Il Castello di Vajdahunyad nacque come una scenografia. Per l'Esposizione del Millennio del 1896, che celebrava mille anni dall'insediamento delle tribù magiare nel bacino dei Carpazi, all'architetto Ignác Alpár fu chiesto di progettare un padiglione capace di raccontare la storia dell'architettura ungherese in un'unica passeggiata — così ne costruì uno di cartone e legno, assemblando repliche di circa venti edifici simbolo dell'antico regno, pensato per essere demolito alla chiusura della fiera.

I visitatori lo amarono troppo per lasciarlo abbattere. La domanda del pubblico tenne in piedi il fragile padiglione per anni dopo la fine dell'esposizione, finché la città non decise di ricostruirlo sul serio in mattoni e pietra tra il 1904 e il 1908, questa volta per durare. Il complesso ospita da tempo il Museo Ungherese dell'Agricoltura, uno dei più grandi del suo genere in Europa.

Un castello cucito insieme da venti edifici

Invece di copiare un solo edificio, Alpár ne combinò frammenti di diversi, disposti in modo che un'unica passeggiata attraverso il complesso funzioni quasi come un percorso nella storia dell'architettura ungherese. Una cappella romanica nel cortile riproduce il portale riccamente scolpito della chiesa abbaziale di Ják, del XIII secolo, nell'Ungheria occidentale; da lì il percorso entra in un'ala gotica dall'aspetto austero, ispirata al Castello di Hunyad in Transilvania — l'edificio che dà il nome all'intero complesso — per poi aprirsi nelle sezioni rinascimentale e barocca, che richiamano manieri e palazzi di altre zone dell'antico regno.

Il risultato è un castello che, come edificio unico, non è mai esistito da nessuna parte, eppure si legge come un'unica, convincente fortezza continua. Gli abitanti di Budapest scherzano a volte dicendo che è l'edificio più fotografato della città che, in senso stretto, non è reale.

Lo sapevi che...

Nel cortile si trova una delle statue più curiose di Budapest: una figura in bronzo incappucciata e senza volto, scolpita nel 1903 da Miklós Ligeti, che raffigura Anonimo (Anonymus), il notaio reale del XII secolo di nome sconosciuto che scrisse la più antica cronaca sopravvissuta della storia ungherese. Poiché la sua vera identità non fu mai registrata, lo scultore gli diede un cappuccio al posto di un volto. Studenti e scrittori continuano a sfiorare la penna nella sua mano di bronzo per portafortuna prima di esami o nuovi progetti, un'abitudine visibile nella lucentezza a specchio della penna, che contrasta con la patina più scura del resto della statua.

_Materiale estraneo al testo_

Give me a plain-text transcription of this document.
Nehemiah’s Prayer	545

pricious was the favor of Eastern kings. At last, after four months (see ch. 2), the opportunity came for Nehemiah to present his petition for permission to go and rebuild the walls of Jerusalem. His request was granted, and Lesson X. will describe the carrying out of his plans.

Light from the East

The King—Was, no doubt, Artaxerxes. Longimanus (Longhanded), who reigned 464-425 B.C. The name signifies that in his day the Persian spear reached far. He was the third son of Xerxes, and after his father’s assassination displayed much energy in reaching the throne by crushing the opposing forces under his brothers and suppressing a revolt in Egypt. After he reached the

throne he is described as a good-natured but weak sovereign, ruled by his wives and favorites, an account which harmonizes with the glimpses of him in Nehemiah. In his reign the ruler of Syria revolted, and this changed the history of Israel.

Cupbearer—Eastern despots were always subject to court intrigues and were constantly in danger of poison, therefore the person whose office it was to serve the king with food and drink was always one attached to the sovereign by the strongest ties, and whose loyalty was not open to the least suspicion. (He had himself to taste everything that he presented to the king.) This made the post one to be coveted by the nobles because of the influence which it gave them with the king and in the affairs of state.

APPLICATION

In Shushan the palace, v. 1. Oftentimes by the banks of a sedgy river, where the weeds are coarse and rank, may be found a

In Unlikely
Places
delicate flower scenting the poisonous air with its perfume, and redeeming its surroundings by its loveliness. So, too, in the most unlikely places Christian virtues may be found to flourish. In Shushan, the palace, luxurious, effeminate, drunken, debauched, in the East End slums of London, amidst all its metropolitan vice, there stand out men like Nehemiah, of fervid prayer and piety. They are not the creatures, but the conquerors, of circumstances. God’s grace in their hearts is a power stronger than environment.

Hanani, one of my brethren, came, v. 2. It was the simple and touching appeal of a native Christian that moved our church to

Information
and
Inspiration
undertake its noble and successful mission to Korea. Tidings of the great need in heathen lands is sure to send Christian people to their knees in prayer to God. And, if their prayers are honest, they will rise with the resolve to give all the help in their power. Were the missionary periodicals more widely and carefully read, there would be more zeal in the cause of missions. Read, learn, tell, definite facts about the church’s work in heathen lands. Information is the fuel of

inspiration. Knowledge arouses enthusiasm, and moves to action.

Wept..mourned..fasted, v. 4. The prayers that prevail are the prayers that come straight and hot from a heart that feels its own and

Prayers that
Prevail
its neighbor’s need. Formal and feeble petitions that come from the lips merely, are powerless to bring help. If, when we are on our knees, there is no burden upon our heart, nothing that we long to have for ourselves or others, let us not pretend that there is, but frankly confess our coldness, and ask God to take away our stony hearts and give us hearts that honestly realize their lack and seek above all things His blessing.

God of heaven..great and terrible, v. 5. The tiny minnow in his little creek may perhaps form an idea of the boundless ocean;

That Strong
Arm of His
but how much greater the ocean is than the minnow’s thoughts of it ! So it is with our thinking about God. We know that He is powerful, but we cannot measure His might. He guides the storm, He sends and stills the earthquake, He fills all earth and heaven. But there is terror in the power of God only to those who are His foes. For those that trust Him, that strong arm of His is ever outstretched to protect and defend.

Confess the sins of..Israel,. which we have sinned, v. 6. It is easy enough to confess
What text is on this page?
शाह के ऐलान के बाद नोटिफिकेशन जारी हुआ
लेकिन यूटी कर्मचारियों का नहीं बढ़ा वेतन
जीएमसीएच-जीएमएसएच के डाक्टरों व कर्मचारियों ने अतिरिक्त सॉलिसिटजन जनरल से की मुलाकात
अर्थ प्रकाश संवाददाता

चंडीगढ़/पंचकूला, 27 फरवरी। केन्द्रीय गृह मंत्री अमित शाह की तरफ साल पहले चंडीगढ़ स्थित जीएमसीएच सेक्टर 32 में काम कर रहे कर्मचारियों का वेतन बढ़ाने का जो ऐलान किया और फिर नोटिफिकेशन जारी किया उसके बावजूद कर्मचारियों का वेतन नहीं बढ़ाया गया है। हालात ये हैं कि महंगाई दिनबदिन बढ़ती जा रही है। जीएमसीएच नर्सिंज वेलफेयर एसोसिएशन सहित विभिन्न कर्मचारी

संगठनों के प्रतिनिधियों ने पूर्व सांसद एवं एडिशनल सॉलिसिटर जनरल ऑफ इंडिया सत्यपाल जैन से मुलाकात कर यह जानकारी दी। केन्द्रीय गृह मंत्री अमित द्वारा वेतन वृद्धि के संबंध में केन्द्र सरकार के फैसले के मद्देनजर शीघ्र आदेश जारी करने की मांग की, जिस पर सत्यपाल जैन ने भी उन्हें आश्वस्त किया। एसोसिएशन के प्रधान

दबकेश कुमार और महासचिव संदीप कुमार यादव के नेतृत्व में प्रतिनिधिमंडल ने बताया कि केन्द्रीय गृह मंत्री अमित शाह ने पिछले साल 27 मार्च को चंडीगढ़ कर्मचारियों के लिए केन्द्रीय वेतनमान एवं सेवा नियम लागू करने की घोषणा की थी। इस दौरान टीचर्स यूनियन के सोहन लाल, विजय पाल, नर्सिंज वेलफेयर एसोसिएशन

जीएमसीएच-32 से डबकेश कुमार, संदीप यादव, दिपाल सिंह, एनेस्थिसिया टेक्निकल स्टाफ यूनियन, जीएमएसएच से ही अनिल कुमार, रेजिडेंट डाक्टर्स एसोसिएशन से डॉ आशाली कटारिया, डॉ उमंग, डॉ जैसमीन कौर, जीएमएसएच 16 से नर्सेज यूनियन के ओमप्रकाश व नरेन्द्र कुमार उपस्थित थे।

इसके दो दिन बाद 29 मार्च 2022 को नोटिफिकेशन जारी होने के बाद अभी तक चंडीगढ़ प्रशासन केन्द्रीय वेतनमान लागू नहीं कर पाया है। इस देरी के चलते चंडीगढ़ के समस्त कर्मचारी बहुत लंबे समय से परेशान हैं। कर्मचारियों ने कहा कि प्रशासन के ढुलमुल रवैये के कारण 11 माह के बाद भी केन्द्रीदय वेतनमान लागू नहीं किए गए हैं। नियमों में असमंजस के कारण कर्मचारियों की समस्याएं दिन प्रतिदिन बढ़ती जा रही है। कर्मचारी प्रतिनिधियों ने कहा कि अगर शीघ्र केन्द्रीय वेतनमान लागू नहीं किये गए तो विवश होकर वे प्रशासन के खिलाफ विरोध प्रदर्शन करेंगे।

All'interno del Museo dell'Agricoltura, cerca lo scheletro montato di Kincsem, cavalla da corsa ungherese dell'Ottocento che vinse tutte le 54 gare a cui prese parte — ancora oggi, per questo record, uno dei cavalli da corsa di maggior successo al mondo.

Informazioni utili

I cortili e i giardini del castello sono aperti giorno e notte e l'ingresso è gratuito, quindi vale la pena passarci anche fuori dagli orari del museo, soprattutto la sera quando le torri sono illuminate. Il Museo dell'Agricoltura al suo interno ha orari più ridotti e chiude il lunedì, quindi controlla in anticipo se è quello il tuo obiettivo di visita.

Il castello si trova all'interno del City Park, a cinque minuti a piedi da Piazza degli Eroi, il che rende facile visitarli insieme. In inverno, il laghetto artificiale davanti al castello ghiaccia e diventa parte di una delle più grandi piste di pattinaggio all'aperto d'Europa, con le torri illuminate sullo sfondo; in estate lo stesso laghetto si riempie invece di barche a remi.